Il finit la dernière gorgée de son jus d’orange. La nuit est tombée. Il y a moins d’agitation dans le hall de l’hôtel. Des bruits de couverts, au loin – probablement les repas que l’on sert aux clients casaniers –, les lointaines notes d’un piano-bar, et le calme de la nuit.

 

Je suis le dernier. Tous ceux à qui je pense, tous ceux qui peuplent ma mémoire, tous ces noms que je connais, qui me rappellent un visage, sont des noms de disparus. Je suis un vieux drogué. La longue pipe de ma mémoire, sur laquelle je tire des bouffées de passé, emplit mon âme de visages morts et de sourires blessés. Tu règnes au milieu d’eux tous, Ella. Vous m’avez tous abandonné. Je suis le seul en vie. Le dernier à tenir. C’est horrible de solitude. Plus personne qui se souvienne. Personne à qui je puisse dire ton nom. Vous êtes tous partis. Je pense parfois que j’aurais mieux fait de mourir avec toi. J’aurais évité trente ans d’oubli et de vieillesse. Si j’étais mort avec toi, nous aurions presque pu dire que nous avions vécu heureux. Ta vie fut trop courte et la mienne trop étirée. J’aurais pu abréger cette attente, mais je n’ai pas eu la force. J’aime la vie, même seul, même comme ça. Lorsque je serai mort, c’est vous tous qui, une seconde fois, disparaîtrez.

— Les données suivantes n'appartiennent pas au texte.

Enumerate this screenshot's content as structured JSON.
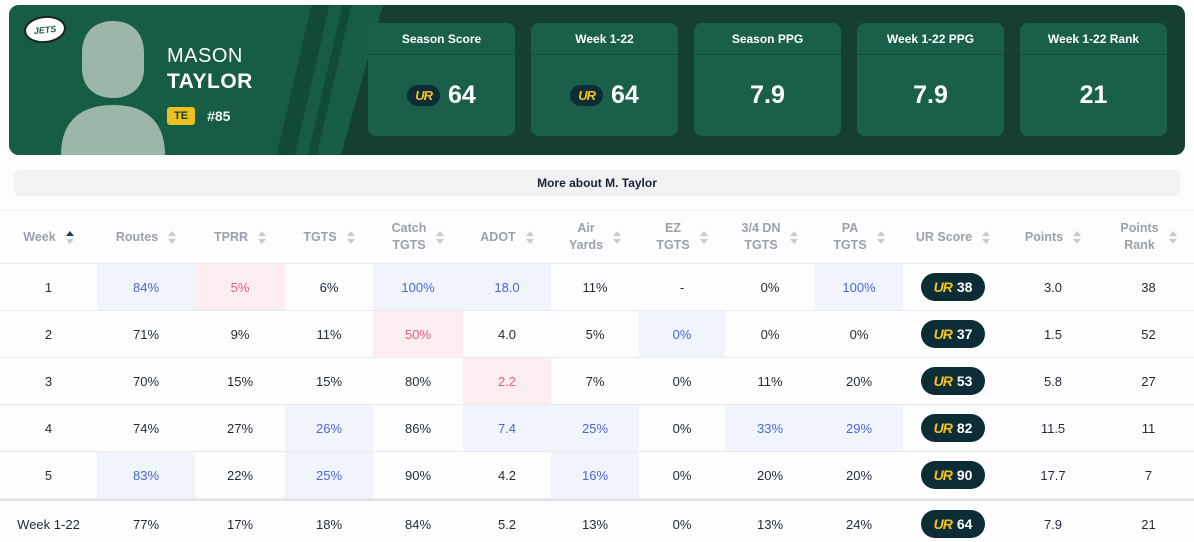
{
  "colors": {
    "hero_dark": "#15402F",
    "hero_green": "#175C45",
    "hero_stripe": "#114A36",
    "card_green": "#1A5F49",
    "badge_yellow": "#EDC01F",
    "ur_navy": "#0D2D36",
    "ur_yellow": "#F2C21D",
    "hl_blue_bg": "#F0F5FB",
    "hl_blue_text": "#4C66D4",
    "hl_red_bg": "#FCEDF0",
    "hl_red_text": "#E8607A"
  },
  "player": {
    "team": "JETS",
    "first_name": "MASON",
    "last_name": "TAYLOR",
    "position": "TE",
    "jersey_number": "#85"
  },
  "ur_logo_text": "UR",
  "stat_cards": [
    {
      "label": "Season Score",
      "value": "64",
      "logo": true
    },
    {
      "label": "Week 1-22",
      "value": "64",
      "logo": true
    },
    {
      "label": "Season PPG",
      "value": "7.9",
      "logo": false
    },
    {
      "label": "Week 1-22 PPG",
      "value": "7.9",
      "logo": false
    },
    {
      "label": "Week 1-22 Rank",
      "value": "21",
      "logo": false
    }
  ],
  "more_button_label": "More about M. Taylor",
  "table": {
    "columns": [
      {
        "label": "Week",
        "sort": "asc"
      },
      {
        "label": "Routes"
      },
      {
        "label": "TPRR"
      },
      {
        "label": "TGTS"
      },
      {
        "label": "Catch\nTGTS"
      },
      {
        "label": "ADOT"
      },
      {
        "label": "Air\nYards"
      },
      {
        "label": "EZ\nTGTS"
      },
      {
        "label": "3/4 DN\nTGTS"
      },
      {
        "label": "PA\nTGTS"
      },
      {
        "label": "UR Score"
      },
      {
        "label": "Points"
      },
      {
        "label": "Points\nRank"
      }
    ],
    "rows": [
      {
        "summary": false,
        "cells": [
          {
            "t": "1"
          },
          {
            "t": "84%",
            "h": "b"
          },
          {
            "t": "5%",
            "h": "r"
          },
          {
            "t": "6%"
          },
          {
            "t": "100%",
            "h": "b"
          },
          {
            "t": "18.0",
            "h": "b"
          },
          {
            "t": "11%"
          },
          {
            "t": "-"
          },
          {
            "t": "0%"
          },
          {
            "t": "100%",
            "h": "b"
          },
          {
            "t": "38",
            "ur": true
          },
          {
            "t": "3.0"
          },
          {
            "t": "38"
          }
        ]
      },
      {
        "summary": false,
        "cells": [
          {
            "t": "2"
          },
          {
            "t": "71%"
          },
          {
            "t": "9%"
          },
          {
            "t": "11%"
          },
          {
            "t": "50%",
            "h": "r"
          },
          {
            "t": "4.0"
          },
          {
            "t": "5%"
          },
          {
            "t": "0%",
            "h": "b"
          },
          {
            "t": "0%"
          },
          {
            "t": "0%"
          },
          {
            "t": "37",
            "ur": true
          },
          {
            "t": "1.5"
          },
          {
            "t": "52"
          }
        ]
      },
      {
        "summary": false,
        "cells": [
          {
            "t": "3"
          },
          {
            "t": "70%"
          },
          {
            "t": "15%"
          },
          {
            "t": "15%"
          },
          {
            "t": "80%"
          },
          {
            "t": "2.2",
            "h": "r"
          },
          {
            "t": "7%"
          },
          {
            "t": "0%"
          },
          {
            "t": "11%"
          },
          {
            "t": "20%"
          },
          {
            "t": "53",
            "ur": true
          },
          {
            "t": "5.8"
          },
          {
            "t": "27"
          }
        ]
      },
      {
        "summary": false,
        "cells": [
          {
            "t": "4"
          },
          {
            "t": "74%"
          },
          {
            "t": "27%"
          },
          {
            "t": "26%",
            "h": "b"
          },
          {
            "t": "86%"
          },
          {
            "t": "7.4",
            "h": "b"
          },
          {
            "t": "25%",
            "h": "b"
          },
          {
            "t": "0%"
          },
          {
            "t": "33%",
            "h": "b"
          },
          {
            "t": "29%",
            "h": "b"
          },
          {
            "t": "82",
            "ur": true
          },
          {
            "t": "11.5"
          },
          {
            "t": "11"
          }
        ]
      },
      {
        "summary": false,
        "cells": [
          {
            "t": "5"
          },
          {
            "t": "83%",
            "h": "b"
          },
          {
            "t": "22%"
          },
          {
            "t": "25%",
            "h": "b"
          },
          {
            "t": "90%"
          },
          {
            "t": "4.2"
          },
          {
            "t": "16%",
            "h": "b"
          },
          {
            "t": "0%"
          },
          {
            "t": "20%"
          },
          {
            "t": "20%"
          },
          {
            "t": "90",
            "ur": true
          },
          {
            "t": "17.7"
          },
          {
            "t": "7"
          }
        ]
      },
      {
        "summary": true,
        "cells": [
          {
            "t": "Week 1-22"
          },
          {
            "t": "77%"
          },
          {
            "t": "17%"
          },
          {
            "t": "18%"
          },
          {
            "t": "84%"
          },
          {
            "t": "5.2"
          },
          {
            "t": "13%"
          },
          {
            "t": "0%"
          },
          {
            "t": "13%"
          },
          {
            "t": "24%"
          },
          {
            "t": "64",
            "ur": true
          },
          {
            "t": "7.9"
          },
          {
            "t": "21"
          }
        ]
      }
    ]
  }
}
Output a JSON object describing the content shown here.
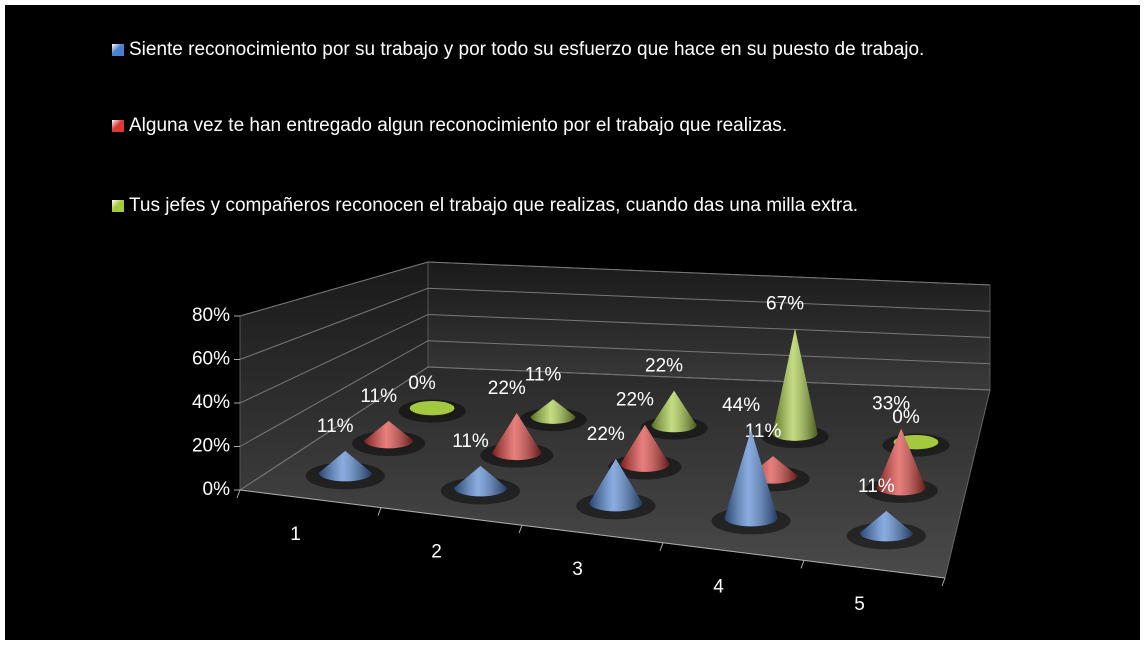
{
  "chart_data": {
    "type": "cone3d",
    "categories": [
      "1",
      "2",
      "3",
      "4",
      "5"
    ],
    "series": [
      {
        "name": "Siente reconocimiento por su trabajo y por todo su esfuerzo que hace en su puesto de trabajo.",
        "color": "#4a7fcf",
        "values": [
          11,
          11,
          22,
          44,
          11
        ],
        "value_labels": [
          "11%",
          "11%",
          "22%",
          "44%",
          "11%"
        ]
      },
      {
        "name": "Alguna vez te han entregado algun reconocimiento por el trabajo que realizas.",
        "color": "#d93a36",
        "values": [
          11,
          22,
          22,
          11,
          33
        ],
        "value_labels": [
          "11%",
          "22%",
          "22%",
          "11%",
          "33%"
        ]
      },
      {
        "name": "Tus jefes y compañeros reconocen el trabajo que realizas, cuando das una milla extra.",
        "color": "#a3c93e",
        "values": [
          0,
          11,
          22,
          67,
          0
        ],
        "value_labels": [
          "0%",
          "11%",
          "22%",
          "67%",
          "0%"
        ]
      }
    ],
    "ylim": [
      0,
      80
    ],
    "yticks": [
      {
        "value": 0,
        "label": "0%"
      },
      {
        "value": 20,
        "label": "20%"
      },
      {
        "value": 40,
        "label": "40%"
      },
      {
        "value": 60,
        "label": "60%"
      },
      {
        "value": 80,
        "label": "80%"
      }
    ],
    "grid": true,
    "legend": "top"
  }
}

Je vous repasse, un à un, dans mon esprit. Il n’y aura bientôt plus personne pour se souvenir de nous, pour savoir comme nous étions fiers et ambitieux, comme le monde était léger entre nos doigts d’enfants. Nous allons rejoindre le peuple des morts. Pourtant, nous avons été jeunes, comme tous ceux-là. La ville était à nous. Il n’y a que New York qui ne vieillisse pas. Je peux vous le dire. Elle mue sans cesse. Elle détruit ce qui meurt, rénove le reste. Les publicités ont changé. De nouveaux restaurants ont ouvert un peu partout. New York n’a pas vieilli, non, elle n’est plus à nous, c’est tout. J’ai vu des jeunes gens de vingt ans qui marchaient comme nous le faisions. Ils s’attardaient dans la nuit à la terrasse des cafés et prédisaient l’avenir. New York n’est plus à nous. Nous avons fait notre temps. Plus rien ici ne conserve trace de ce que nous fûmes. Il faut être sans cesse jeune. Je vous ai retrouvés. Je suis heureux. Je vais me taire maintenant. Courage. Il faut dire adieu. Laisser ces milliers d’êtres recommencer sans cesse. Faire place nette. Ces endroits, je ne les reverrai plus. Je n’irai plus jamais au cinéma. Ne boirai plus jamais un verre de vin à la terrasse d’un café. Je n’aurai plus ni chaud, ni froid… Comme c’est dur et comme je voudrais me promener encore un peu, appeler un taxi, en pleine nuit, lui demander de rouler, refaire toutes les rues de notre quartier, tout revoir, tout humer, tout saluer. Courage. Je ne suis plus de ce temps. Ella, tu es là qui me regardes et me tends la main. La mort sera triste, Ella, si je ne peux plus penser à toi.